31 Days, 31 Lists: Day Four – 2016 Great Picture Book Readalouds

31daysTo be fair, every single picture book, with the exception of the wordless ones, is a readaloud.  You’re not supposed to just silent there silent and stony when a child’s on your lap.  Picture books are meant to engage through the voice of the reader.  That said, not all of them do well when it comes to reading them to groups.  When I first because a children’s librarian I learned the hard way that some classic titles (Horton Hatches the Egg, Blueberries for Sal, etc.) die ignoble deaths at your hands when read to groups of preschoolers.  I began to rely on a core group of picture books with every storytime.  The danger with that, though, is that you never try anything new.

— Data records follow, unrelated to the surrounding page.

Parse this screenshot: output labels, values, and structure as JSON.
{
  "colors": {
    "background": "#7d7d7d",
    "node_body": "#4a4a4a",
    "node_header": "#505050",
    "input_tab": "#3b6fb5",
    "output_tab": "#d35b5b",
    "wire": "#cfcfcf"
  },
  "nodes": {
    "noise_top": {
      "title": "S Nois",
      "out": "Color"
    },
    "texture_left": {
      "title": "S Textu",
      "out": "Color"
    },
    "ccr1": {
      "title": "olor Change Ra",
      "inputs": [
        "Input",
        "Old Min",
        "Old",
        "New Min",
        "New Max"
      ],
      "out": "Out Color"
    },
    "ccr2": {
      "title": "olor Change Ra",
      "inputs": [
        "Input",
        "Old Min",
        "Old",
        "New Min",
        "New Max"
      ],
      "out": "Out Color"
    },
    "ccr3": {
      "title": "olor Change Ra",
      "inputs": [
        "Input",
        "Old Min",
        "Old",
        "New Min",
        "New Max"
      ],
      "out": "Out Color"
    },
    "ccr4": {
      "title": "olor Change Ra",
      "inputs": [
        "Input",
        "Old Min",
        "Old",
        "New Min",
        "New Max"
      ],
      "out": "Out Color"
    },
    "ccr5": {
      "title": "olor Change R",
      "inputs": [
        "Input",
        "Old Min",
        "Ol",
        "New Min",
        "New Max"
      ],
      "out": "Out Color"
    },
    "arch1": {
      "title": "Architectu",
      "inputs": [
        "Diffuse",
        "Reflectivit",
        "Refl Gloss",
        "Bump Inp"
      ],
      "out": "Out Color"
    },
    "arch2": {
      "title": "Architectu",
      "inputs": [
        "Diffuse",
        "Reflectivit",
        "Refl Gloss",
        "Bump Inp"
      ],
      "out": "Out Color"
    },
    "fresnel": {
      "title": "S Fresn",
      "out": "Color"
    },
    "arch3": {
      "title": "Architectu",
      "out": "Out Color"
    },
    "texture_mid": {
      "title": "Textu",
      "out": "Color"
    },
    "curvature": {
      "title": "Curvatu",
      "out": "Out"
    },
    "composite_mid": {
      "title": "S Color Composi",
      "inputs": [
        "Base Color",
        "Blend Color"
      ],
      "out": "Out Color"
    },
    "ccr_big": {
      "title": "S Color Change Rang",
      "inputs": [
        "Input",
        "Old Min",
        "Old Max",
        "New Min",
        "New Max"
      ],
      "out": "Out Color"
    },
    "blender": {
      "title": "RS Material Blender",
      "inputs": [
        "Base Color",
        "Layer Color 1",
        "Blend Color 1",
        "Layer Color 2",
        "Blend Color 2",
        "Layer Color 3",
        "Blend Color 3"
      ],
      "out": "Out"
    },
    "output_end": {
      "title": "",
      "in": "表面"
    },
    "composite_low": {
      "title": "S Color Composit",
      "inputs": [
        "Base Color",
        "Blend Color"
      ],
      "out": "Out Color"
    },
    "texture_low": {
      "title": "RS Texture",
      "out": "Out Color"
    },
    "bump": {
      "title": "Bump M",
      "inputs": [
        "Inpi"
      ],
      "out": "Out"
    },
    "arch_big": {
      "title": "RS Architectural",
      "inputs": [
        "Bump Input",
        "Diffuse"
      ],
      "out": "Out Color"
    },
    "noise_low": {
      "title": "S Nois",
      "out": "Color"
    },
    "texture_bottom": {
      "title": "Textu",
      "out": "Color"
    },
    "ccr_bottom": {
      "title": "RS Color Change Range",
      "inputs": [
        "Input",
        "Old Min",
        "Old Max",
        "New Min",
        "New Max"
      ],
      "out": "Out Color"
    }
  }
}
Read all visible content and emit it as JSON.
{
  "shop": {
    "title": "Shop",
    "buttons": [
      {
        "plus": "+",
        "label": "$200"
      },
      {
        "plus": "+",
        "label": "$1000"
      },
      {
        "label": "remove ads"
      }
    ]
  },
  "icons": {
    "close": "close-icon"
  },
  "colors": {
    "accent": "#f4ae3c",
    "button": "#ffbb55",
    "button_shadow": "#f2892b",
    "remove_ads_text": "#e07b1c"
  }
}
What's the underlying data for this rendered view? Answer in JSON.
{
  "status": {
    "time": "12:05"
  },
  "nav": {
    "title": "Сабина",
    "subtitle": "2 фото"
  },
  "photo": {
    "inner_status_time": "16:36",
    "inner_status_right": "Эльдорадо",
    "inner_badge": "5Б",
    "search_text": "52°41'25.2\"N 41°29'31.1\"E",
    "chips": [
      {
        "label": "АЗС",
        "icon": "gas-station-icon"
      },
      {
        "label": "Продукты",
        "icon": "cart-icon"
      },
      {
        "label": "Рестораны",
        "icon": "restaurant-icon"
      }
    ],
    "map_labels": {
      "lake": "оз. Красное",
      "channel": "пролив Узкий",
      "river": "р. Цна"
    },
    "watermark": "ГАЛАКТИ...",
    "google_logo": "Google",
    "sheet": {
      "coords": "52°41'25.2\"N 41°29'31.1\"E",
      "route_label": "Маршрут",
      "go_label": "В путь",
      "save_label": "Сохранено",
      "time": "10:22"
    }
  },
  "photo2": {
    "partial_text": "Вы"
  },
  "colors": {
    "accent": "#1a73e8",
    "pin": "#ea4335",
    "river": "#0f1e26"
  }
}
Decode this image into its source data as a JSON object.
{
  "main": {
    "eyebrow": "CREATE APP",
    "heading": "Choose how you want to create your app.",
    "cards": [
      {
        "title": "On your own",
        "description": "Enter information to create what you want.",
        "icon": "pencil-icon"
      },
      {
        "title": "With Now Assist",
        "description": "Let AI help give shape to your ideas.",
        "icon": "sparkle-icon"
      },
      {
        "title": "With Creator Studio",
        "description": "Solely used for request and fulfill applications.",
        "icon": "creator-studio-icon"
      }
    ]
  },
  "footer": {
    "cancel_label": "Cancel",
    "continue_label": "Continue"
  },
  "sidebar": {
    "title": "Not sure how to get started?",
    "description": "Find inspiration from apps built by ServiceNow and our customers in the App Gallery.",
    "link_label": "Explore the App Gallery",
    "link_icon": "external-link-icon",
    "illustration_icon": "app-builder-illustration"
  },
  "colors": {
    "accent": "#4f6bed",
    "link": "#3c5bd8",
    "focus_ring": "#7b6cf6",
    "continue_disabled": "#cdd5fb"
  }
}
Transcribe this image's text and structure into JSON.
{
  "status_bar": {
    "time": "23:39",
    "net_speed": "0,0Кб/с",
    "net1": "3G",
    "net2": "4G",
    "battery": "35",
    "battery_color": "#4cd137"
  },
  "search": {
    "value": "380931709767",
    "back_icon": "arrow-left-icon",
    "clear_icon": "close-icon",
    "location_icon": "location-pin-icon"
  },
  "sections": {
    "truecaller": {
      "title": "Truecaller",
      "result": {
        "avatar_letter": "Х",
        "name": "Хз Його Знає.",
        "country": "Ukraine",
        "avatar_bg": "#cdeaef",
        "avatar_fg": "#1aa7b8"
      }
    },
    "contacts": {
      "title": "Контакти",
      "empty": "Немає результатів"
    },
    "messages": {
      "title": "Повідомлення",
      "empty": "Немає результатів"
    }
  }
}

With all this in mind, these are some of the picture books of 2016 that I felt do particularly well when read to groups.  Obviously there are other great ones out there.  These are just the ones that come immediately to mind.


 2016 Picture Book Readalouds: For Preschoolers

Box by Min Flyte, ill. Rosalind Beardshaw

box

About this time you’ll start noticing some duplication between my lists.  The fact of the matter is that if a book is truly good, it isn’t just one thing.  Box appeared already on the Board Book list, but that doesn’t mean it doesn’t do well as a readaloud too.  So prepare for some familiar covers!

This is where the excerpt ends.